Wills are a tremendously useful asset for family historians. They can offer a broad range of information about your ancestors, from the practical to the personal. You can discover where your relative lived, the size of their estate, and get some insight into who their dependents were. Moreover, the division of the deceased’s assets – and indeed, what they left behind – can give you an idea of the kind of person they were. What, and who, did your relatives hold dear?
Prior to 1858, grants of probate and administration for Irish wills were made by Church of Ireland courts. Disaster struck in 1922, when a huge proportion of Ireland’s testamentary records were destroyed in an explosion at the Public Record Office, including wills, administrations, and probate. Probate is the legal right to deal with someone’s property, money and possessions after their death. When someone dies, it’s sometimes possible to apply for a ‘grant of representation’, and records covering these can also be extremely useful when tracing your family tree.

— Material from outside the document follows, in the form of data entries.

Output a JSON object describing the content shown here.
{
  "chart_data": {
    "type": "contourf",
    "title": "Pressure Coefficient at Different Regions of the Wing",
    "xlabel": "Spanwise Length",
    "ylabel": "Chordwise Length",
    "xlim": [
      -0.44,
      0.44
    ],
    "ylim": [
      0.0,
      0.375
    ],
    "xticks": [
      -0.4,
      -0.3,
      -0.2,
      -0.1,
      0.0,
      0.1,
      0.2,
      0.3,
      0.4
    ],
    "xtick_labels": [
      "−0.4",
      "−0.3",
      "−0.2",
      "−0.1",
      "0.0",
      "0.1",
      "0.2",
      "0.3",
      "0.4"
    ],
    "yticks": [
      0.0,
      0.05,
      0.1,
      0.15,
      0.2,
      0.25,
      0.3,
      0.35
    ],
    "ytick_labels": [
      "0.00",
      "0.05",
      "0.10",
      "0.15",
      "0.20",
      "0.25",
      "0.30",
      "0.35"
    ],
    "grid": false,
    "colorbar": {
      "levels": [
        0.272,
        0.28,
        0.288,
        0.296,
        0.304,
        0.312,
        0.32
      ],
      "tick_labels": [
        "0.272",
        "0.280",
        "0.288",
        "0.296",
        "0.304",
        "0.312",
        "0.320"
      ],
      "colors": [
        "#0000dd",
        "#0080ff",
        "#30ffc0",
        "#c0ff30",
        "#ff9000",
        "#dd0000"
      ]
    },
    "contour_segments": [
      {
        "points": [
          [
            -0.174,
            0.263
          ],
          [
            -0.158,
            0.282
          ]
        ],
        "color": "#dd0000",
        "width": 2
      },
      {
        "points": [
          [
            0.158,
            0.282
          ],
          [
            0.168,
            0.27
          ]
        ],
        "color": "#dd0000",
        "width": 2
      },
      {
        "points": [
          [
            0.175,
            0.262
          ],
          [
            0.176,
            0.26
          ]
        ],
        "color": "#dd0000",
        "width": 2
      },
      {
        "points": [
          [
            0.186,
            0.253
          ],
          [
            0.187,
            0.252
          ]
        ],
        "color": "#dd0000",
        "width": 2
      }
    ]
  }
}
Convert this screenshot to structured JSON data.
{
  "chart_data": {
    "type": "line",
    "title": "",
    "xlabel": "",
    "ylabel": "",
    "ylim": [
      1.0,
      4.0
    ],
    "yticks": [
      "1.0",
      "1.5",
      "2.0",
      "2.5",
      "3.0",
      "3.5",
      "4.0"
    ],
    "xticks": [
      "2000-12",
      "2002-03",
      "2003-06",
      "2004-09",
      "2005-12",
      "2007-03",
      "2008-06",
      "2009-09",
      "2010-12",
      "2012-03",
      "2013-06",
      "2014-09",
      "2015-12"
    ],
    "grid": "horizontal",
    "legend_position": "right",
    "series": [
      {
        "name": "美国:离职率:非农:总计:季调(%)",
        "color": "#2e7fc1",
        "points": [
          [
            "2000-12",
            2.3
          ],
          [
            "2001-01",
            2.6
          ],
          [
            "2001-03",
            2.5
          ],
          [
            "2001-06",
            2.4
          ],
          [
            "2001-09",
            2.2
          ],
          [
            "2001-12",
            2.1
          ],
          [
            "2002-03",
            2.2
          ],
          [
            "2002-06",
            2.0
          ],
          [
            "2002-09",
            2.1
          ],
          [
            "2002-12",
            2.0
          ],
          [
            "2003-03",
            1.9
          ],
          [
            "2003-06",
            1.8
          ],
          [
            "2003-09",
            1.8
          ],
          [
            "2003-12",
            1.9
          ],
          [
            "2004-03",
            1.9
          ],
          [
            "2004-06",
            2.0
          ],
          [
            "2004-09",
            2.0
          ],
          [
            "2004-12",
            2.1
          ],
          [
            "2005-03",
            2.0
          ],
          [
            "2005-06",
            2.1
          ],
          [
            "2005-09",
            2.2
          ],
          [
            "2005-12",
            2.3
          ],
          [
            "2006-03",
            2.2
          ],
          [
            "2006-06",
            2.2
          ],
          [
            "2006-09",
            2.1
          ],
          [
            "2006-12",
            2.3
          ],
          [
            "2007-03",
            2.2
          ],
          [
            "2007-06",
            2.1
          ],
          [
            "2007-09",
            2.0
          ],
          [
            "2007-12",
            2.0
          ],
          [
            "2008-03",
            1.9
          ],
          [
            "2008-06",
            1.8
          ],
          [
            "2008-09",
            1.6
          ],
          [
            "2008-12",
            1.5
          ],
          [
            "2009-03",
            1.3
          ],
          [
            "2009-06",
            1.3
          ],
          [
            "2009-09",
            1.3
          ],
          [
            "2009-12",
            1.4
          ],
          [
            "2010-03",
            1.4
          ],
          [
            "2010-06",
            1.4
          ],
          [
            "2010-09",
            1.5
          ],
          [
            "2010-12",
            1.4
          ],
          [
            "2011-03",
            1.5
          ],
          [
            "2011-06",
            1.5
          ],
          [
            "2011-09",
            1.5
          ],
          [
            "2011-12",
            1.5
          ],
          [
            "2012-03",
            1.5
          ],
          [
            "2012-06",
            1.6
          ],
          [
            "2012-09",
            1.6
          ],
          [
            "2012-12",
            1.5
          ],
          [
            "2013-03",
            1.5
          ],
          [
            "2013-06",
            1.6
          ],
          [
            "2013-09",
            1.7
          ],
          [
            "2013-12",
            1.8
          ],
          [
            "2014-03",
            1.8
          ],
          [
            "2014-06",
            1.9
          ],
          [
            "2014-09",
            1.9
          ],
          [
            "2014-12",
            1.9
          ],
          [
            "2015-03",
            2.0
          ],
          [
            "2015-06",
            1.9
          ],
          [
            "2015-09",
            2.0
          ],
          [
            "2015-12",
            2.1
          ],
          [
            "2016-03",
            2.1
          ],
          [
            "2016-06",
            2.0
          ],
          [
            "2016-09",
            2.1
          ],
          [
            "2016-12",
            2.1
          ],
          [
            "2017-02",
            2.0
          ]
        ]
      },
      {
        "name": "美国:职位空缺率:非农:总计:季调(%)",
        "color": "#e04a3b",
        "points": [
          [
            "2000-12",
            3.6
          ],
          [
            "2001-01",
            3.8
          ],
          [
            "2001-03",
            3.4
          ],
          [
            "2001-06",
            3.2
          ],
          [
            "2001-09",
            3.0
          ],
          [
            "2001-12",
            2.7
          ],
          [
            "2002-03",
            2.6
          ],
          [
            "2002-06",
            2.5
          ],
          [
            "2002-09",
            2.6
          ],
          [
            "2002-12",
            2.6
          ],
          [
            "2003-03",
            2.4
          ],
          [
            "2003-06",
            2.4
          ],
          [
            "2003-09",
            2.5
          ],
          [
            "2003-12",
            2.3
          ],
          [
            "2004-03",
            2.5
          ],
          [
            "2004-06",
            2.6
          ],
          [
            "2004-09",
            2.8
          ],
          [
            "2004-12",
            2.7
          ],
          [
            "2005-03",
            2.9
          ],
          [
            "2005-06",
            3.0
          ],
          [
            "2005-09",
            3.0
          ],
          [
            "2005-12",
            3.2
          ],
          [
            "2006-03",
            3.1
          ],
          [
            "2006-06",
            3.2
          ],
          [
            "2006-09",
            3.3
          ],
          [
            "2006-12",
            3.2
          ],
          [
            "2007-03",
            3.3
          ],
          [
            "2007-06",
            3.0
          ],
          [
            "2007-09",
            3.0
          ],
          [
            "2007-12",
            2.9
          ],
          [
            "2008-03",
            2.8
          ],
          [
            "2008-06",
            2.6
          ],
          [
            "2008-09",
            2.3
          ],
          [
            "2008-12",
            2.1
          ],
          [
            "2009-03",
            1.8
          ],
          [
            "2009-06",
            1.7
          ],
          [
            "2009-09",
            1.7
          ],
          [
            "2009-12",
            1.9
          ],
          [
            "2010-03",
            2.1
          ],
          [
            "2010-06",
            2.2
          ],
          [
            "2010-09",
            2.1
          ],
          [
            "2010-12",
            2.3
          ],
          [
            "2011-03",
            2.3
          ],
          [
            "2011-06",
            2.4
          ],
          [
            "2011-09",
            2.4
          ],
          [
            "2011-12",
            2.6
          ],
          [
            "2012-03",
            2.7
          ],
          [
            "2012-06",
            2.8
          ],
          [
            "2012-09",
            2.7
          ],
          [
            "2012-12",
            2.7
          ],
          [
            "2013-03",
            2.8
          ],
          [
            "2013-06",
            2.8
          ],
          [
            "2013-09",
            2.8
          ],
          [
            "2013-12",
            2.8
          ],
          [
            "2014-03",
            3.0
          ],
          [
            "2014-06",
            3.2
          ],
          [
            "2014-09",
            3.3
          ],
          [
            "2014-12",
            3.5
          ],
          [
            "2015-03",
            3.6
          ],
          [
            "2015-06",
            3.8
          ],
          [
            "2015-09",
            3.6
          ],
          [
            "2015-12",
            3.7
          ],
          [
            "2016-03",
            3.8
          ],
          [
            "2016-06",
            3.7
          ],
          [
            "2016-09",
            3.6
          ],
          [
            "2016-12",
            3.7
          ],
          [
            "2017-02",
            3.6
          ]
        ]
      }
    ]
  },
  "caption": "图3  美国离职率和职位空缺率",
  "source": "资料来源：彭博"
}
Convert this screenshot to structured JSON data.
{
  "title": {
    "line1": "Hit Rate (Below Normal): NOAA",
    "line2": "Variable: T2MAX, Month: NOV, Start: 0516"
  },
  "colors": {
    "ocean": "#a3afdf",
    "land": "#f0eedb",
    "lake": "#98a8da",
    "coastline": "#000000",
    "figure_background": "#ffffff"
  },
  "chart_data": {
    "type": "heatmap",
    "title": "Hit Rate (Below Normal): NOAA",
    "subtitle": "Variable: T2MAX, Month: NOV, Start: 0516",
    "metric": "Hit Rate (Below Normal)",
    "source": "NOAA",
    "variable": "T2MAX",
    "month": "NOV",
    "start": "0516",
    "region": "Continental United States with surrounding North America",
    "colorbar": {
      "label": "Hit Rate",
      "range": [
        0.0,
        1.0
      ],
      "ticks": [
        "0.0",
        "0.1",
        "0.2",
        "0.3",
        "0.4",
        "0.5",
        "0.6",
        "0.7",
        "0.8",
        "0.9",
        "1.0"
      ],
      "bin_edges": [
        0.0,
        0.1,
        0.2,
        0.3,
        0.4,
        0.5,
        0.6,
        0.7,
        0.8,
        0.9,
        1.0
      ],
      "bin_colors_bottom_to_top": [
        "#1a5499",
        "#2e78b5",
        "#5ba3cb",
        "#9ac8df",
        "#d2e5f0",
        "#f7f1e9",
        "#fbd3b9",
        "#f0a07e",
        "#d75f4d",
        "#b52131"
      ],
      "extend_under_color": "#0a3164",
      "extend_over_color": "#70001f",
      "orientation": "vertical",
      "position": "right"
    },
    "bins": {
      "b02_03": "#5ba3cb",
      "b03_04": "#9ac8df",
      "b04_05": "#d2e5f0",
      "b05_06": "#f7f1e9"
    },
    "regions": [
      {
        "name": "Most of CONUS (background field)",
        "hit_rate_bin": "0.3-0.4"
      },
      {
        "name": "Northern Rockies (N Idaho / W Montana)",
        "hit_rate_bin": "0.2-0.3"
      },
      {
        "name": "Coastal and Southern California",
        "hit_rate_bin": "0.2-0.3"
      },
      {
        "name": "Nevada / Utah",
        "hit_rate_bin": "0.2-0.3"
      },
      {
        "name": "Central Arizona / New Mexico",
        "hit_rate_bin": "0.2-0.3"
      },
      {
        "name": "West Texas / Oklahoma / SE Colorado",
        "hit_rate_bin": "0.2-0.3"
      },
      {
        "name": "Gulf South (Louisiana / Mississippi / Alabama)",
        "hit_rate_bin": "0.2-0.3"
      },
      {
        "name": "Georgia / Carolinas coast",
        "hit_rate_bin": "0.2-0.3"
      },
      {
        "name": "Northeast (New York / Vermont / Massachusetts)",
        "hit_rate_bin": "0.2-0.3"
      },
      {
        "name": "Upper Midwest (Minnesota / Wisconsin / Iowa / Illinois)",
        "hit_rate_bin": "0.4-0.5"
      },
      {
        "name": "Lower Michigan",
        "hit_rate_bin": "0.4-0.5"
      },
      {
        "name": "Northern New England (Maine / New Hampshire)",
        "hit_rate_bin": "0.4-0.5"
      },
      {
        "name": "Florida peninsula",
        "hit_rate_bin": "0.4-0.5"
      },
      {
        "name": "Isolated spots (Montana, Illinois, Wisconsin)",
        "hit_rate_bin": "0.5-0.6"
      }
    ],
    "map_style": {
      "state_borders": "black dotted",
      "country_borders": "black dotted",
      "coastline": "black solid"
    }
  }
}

Thankfully, all was not lost with the destruction of the office. The Index of Irish Wills 1484-1853 is still intact, and available to search on findmypast.com. It offers the only complete list of surviving wills and testamentary records. The Index covers every area of Ireland, making it the most comprehensive reference available. Every entry includes the name of the person who left a will - or who was covered by a grant of probate or administration, their address, and the location where the document was proven (such as a diocesan or the Prerogative court). Some entries also contain the person’s occupation, and almost half detail the names of the executors, as well as their addresses.
The Index only includes records for documents which survived, like original wills, administrations or grants of probate, or those which had a certified copies, transcripts, or even abstracts and extracts. This means there is more information to be found on the original records, which are kept at the National Archives of Ireland in Dublin.
Another of the key collections of Irish wills available at Findmypast is the WW1 Irish Soldiers Wills. These include 9000 transcriptions of wills written by men serving, with about a quarter of the Irishmen who died in the war represented. Most of the wills are unofficial, written on pre-printed pages from their service books, without witnesses. Letters sent to family were also considered evidence of a soldier’s wishes for his belongings or estate. Because most soldiers were young and unmarried, they usually left all they had to their mother. A few soldiers made multiple wills, and all these were processed separately by the War Office. Findmypast allows you to search the collection by regiment, place name (for the place of death), and beneficiary.
There are several other very informative Irish wills collections on Findmypast, dating between 1272 and 1920, dealing with prerogative wills, indexes to Grant Books, and much more. This fantastic resource is well worth an exploration if you’re interested in learning more about your Irish ancestry!